日本地球惑星科学連合2021年大会

講演情報

[E] 口頭発表

セッション記号 A (大気水圏科学) » A-CG 大気海洋・環境科学複合領域・一般

[A-CG36] 衛星による地球環境観測

2021年6月3日(木) 13:45 〜 15:15 Ch.08 (Zoom会場08)

コンビーナ:沖 理子(宇宙航空研究開発機構)、本多 嘉明(千葉大学環境リモートセンシング研究センター)、高薮 縁(東京大学 大気海洋研究所)、松永 恒雄(国立環境研究所地球環境研究センター/衛星観測センター)、座長:岡本 幸三(気象研究所)、三好 建正(理化学研究所)

14:45 〜 15:00

[ACG36-17] Ensemble-Based Data Assimilation of GPM DPR Reflectivity into the Nonhydrostatic Icosahedral Atmospheric Model NICAM

★Invited Papers

*小槻 峻司1,2、寺崎 康児2、佐藤 正樹3、三好 建正2 (1.千葉大学 環境リモートセンシング研究センター、2.理化学研究所 計算科学研究センター、3.東京大学 大気海洋研究所)

キーワード:降水、GPM DPR、データ同化、NICAM-LETKF、パラメータ推定

This study aims to improve the precipitation forecasts from numerical weather prediction models through effective assimilation of satellite-observed precipitation data. The assimilation of precipitation data is known to be difficult mainly due to highly non-Gaussian statistics of precipitation-related variables. We have been developing a global atmospheric data assimilation system NICAM-LETKF, which comprises the Nonhydrostatic ICosahedral Atmospheric Model (NICAM) and Local Ensemble Transform Kalman Filter (LETKF). Using the NICAM-LETKF system, Kotsuki et al. (2017, JGR) successfully improved the weather forecasts by assimilating the Japan Aerospace eXploration Agency (JAXA)’s Global Satellite Mapping of Precipitation (GSMaP) data into the NICAM at 112-km horizontal resolution. However, assimilating space-borne precipitation radar data remains to be a challenging issue.
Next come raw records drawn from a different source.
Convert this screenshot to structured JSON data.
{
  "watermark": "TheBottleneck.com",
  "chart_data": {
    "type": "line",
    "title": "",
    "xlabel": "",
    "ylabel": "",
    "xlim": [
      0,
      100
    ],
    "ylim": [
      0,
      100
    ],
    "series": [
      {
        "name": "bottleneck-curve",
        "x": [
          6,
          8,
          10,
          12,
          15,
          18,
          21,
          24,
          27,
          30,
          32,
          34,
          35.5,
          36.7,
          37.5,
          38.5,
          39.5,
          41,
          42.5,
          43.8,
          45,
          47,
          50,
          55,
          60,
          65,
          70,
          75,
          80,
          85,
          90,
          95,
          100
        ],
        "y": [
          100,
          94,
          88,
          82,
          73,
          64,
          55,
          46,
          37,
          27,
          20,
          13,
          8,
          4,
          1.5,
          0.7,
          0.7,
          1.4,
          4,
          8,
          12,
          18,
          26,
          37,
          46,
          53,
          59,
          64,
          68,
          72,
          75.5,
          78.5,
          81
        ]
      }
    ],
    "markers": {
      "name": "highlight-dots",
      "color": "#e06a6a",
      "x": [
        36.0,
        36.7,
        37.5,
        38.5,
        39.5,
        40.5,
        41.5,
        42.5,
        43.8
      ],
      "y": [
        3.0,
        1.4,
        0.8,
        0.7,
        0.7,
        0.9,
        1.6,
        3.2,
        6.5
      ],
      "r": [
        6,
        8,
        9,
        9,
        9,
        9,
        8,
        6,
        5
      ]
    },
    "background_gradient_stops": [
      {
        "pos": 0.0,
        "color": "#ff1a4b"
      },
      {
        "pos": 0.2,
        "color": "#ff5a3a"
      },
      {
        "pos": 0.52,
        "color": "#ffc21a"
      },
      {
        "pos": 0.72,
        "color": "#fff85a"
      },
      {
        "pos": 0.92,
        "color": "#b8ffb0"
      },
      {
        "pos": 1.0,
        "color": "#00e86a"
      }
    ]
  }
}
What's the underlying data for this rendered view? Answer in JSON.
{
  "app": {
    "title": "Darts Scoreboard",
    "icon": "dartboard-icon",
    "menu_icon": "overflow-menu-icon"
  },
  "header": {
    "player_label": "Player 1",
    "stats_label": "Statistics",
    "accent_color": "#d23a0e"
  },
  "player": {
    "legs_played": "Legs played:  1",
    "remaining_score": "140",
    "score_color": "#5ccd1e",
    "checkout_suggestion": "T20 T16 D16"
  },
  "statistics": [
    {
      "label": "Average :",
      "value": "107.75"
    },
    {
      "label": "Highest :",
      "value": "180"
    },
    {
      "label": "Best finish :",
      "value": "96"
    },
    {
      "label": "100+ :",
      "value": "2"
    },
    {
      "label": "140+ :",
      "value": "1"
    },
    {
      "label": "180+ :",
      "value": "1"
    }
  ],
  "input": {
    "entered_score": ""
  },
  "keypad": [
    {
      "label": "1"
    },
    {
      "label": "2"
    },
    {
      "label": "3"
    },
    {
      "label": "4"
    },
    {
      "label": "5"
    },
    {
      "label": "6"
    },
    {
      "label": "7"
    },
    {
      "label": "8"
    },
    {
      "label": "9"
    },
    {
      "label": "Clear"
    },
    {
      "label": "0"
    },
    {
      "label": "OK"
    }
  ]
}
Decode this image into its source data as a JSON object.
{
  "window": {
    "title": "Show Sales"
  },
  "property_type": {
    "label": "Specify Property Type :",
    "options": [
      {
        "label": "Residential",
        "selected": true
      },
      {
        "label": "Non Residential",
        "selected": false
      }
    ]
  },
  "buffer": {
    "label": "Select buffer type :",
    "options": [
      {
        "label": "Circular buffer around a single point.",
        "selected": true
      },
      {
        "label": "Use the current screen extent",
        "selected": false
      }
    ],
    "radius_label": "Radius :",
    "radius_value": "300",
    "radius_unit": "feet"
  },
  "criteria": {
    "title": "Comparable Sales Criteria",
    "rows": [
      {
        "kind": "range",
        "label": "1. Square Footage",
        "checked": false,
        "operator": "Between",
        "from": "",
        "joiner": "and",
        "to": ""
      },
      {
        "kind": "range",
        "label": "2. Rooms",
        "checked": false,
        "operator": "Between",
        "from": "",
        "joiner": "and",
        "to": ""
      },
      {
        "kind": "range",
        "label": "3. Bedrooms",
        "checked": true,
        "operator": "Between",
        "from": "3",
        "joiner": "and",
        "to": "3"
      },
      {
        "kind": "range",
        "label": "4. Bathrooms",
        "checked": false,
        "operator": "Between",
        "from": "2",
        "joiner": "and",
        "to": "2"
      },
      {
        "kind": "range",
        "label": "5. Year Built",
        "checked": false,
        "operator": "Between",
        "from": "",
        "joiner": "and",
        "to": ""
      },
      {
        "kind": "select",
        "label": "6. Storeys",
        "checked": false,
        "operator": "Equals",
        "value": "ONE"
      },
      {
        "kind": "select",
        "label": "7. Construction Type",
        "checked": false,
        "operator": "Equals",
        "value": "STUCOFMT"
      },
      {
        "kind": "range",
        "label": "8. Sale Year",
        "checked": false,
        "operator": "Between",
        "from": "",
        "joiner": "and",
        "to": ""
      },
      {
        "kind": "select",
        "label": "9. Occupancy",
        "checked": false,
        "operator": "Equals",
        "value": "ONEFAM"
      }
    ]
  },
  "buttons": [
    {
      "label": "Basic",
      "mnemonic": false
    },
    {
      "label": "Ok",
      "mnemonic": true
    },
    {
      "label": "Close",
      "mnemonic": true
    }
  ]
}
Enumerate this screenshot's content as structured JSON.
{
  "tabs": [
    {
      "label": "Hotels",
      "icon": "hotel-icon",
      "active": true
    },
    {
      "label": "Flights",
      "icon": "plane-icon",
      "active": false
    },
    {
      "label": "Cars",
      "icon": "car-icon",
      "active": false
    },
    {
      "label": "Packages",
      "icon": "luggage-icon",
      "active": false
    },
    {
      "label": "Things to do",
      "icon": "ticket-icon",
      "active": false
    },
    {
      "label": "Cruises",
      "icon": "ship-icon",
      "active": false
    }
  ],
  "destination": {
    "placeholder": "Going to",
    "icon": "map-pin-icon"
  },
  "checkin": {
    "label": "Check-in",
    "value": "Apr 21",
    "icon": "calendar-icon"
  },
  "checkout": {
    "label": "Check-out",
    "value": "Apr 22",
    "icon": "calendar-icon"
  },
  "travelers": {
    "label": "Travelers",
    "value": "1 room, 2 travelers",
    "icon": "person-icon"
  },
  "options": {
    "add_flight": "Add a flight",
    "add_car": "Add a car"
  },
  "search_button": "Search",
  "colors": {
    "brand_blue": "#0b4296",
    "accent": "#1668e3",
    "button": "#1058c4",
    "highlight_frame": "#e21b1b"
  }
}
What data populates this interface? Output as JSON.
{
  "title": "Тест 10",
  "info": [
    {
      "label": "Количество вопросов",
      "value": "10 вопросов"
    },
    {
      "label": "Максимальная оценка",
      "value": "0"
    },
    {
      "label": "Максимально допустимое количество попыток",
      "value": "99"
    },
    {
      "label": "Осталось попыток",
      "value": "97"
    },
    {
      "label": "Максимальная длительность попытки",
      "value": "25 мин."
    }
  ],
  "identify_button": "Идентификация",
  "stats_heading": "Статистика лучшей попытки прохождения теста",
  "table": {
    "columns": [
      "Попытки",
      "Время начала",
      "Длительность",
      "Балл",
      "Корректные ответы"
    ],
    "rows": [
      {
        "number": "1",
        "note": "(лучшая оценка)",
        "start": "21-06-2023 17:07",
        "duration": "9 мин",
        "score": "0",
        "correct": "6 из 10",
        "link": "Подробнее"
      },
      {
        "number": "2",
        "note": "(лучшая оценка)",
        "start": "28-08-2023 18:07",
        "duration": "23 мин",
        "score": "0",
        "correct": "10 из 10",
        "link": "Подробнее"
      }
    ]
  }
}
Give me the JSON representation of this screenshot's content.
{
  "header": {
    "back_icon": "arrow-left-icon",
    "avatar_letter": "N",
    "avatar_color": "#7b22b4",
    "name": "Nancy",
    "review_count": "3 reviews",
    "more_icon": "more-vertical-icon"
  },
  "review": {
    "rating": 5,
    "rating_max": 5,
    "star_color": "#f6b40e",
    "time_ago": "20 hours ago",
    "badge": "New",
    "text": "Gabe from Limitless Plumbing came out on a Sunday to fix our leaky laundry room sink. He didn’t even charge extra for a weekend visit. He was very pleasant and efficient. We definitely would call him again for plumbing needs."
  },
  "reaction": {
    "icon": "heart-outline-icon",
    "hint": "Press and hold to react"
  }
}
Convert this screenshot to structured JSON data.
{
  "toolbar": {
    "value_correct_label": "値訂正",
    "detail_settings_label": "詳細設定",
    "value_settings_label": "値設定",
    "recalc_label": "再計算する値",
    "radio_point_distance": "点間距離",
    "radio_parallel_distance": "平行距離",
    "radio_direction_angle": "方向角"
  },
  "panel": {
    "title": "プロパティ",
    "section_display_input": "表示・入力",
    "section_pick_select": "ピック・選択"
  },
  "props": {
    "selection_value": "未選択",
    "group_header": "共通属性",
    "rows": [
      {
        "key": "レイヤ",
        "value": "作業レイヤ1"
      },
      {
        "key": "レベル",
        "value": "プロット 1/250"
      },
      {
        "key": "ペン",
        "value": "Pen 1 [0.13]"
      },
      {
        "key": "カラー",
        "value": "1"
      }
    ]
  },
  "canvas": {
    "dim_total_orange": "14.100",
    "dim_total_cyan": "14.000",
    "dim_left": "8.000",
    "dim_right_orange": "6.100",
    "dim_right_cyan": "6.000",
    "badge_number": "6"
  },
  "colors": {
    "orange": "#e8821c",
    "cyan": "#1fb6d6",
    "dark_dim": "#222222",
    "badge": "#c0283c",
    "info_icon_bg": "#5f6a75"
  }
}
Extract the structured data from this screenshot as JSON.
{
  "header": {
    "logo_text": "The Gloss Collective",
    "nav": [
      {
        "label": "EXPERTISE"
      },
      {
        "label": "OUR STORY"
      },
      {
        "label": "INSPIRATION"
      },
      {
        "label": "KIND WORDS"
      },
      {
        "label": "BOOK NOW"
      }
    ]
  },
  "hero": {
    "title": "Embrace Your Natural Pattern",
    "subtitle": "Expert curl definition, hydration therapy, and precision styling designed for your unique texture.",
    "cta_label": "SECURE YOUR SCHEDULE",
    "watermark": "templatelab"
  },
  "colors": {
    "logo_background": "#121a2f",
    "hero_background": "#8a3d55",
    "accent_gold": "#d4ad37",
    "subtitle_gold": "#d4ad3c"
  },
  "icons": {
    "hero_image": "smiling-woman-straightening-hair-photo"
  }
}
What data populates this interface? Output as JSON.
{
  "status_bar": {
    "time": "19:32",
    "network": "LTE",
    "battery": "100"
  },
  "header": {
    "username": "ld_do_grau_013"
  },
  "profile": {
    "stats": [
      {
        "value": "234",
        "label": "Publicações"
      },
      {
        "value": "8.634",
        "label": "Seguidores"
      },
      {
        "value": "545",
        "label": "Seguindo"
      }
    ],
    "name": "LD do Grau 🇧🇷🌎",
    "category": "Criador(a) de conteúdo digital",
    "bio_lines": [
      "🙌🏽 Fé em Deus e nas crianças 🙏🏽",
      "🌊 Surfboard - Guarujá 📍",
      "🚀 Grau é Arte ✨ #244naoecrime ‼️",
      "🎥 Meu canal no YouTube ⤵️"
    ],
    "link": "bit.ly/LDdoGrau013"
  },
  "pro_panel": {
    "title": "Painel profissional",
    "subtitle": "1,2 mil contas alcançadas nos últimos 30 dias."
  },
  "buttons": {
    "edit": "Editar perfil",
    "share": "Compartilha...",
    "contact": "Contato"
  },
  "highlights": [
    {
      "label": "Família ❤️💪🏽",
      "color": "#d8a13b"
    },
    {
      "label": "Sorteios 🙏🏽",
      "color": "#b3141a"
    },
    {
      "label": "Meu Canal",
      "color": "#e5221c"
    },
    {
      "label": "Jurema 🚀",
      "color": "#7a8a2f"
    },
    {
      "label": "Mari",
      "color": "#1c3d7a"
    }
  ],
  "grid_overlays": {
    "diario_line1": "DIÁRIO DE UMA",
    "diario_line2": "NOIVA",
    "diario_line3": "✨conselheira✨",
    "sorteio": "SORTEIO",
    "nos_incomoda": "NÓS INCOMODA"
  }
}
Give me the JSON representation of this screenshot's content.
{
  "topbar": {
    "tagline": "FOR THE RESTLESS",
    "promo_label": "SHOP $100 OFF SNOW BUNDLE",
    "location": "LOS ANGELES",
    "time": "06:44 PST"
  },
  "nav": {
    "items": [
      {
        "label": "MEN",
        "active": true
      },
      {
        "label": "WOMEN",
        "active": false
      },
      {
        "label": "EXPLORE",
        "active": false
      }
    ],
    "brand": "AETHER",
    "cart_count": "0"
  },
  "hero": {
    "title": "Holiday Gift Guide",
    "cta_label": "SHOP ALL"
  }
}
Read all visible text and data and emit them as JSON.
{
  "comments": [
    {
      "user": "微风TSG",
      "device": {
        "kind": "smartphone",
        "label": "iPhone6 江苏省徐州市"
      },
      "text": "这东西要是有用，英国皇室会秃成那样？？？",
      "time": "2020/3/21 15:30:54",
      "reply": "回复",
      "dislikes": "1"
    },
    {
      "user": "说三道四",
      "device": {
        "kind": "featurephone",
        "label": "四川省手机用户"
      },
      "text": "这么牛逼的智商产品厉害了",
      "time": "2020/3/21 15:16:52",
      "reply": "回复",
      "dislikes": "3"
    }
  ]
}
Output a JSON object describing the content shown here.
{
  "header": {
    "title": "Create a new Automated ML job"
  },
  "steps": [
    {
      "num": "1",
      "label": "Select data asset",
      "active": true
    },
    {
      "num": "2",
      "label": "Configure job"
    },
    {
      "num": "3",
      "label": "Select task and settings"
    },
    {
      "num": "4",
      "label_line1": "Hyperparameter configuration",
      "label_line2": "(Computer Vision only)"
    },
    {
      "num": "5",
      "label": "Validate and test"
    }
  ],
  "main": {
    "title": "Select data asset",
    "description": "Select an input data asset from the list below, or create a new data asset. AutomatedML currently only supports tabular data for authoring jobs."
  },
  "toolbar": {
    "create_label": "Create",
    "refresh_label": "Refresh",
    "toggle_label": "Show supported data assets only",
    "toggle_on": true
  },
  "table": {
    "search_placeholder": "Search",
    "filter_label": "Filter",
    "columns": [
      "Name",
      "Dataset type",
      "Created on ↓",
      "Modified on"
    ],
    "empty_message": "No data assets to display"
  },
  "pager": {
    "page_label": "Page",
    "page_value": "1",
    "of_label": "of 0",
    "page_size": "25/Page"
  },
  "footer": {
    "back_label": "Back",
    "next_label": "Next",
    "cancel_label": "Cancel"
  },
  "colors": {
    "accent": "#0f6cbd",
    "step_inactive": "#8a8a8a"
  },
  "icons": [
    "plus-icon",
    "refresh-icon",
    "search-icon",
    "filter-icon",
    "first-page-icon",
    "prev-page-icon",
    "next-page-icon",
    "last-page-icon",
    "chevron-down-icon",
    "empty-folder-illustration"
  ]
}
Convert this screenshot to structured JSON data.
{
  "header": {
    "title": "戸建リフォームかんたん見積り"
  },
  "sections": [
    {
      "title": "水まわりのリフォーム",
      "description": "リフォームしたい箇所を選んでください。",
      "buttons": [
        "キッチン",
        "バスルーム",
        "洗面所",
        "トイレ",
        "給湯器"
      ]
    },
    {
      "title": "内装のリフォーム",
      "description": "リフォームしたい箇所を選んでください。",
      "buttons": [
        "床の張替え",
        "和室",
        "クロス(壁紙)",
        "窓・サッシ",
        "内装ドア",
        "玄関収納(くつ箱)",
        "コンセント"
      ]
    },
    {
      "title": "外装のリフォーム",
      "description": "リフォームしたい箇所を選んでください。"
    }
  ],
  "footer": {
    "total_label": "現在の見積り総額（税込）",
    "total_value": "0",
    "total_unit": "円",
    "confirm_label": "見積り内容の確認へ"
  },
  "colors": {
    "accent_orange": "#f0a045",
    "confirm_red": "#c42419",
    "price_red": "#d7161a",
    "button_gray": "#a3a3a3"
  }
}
This study pioneers to assimilate radar reflectivity measured by the Dual-frequency Precipitation Radar (DPR) onboard the Global Precipitation Measurement (GPM) core satellite into the NICAM. We conduct the NICAM-LETKF experiments at 28-km horizontal resolution with explicit cloud microphysics of a single-moment 6-class bulk microphysics scheme. To simulate GPM DPR reflectivity from NICAM model outputs, the Joint-Simulator (Hashino et al. 2013; JGR) is used. Our initial tests showed a better match with the observed reflectivity by assimilating GPM DPR reflectivity into NICAM forecasts. However, the results from a 1-month data assimilation cycle experiment showed general degradation by assimilating GPM DPR reflectivity. For better use of GPM DPR reflectivity data, we estimated a model cloud physics parameter corresponding to snowfall terminal velocity by data assimilation. Parameter estimation reduced the snowfall terminal velocity, and successfully mitigated the gap between simulated and observed Contoured Frequency by Altitude Diagram (CFAD). The estimated parameter also improved temperature and humidity fields in the mid- to lower troposphere, and precipitation forecasts.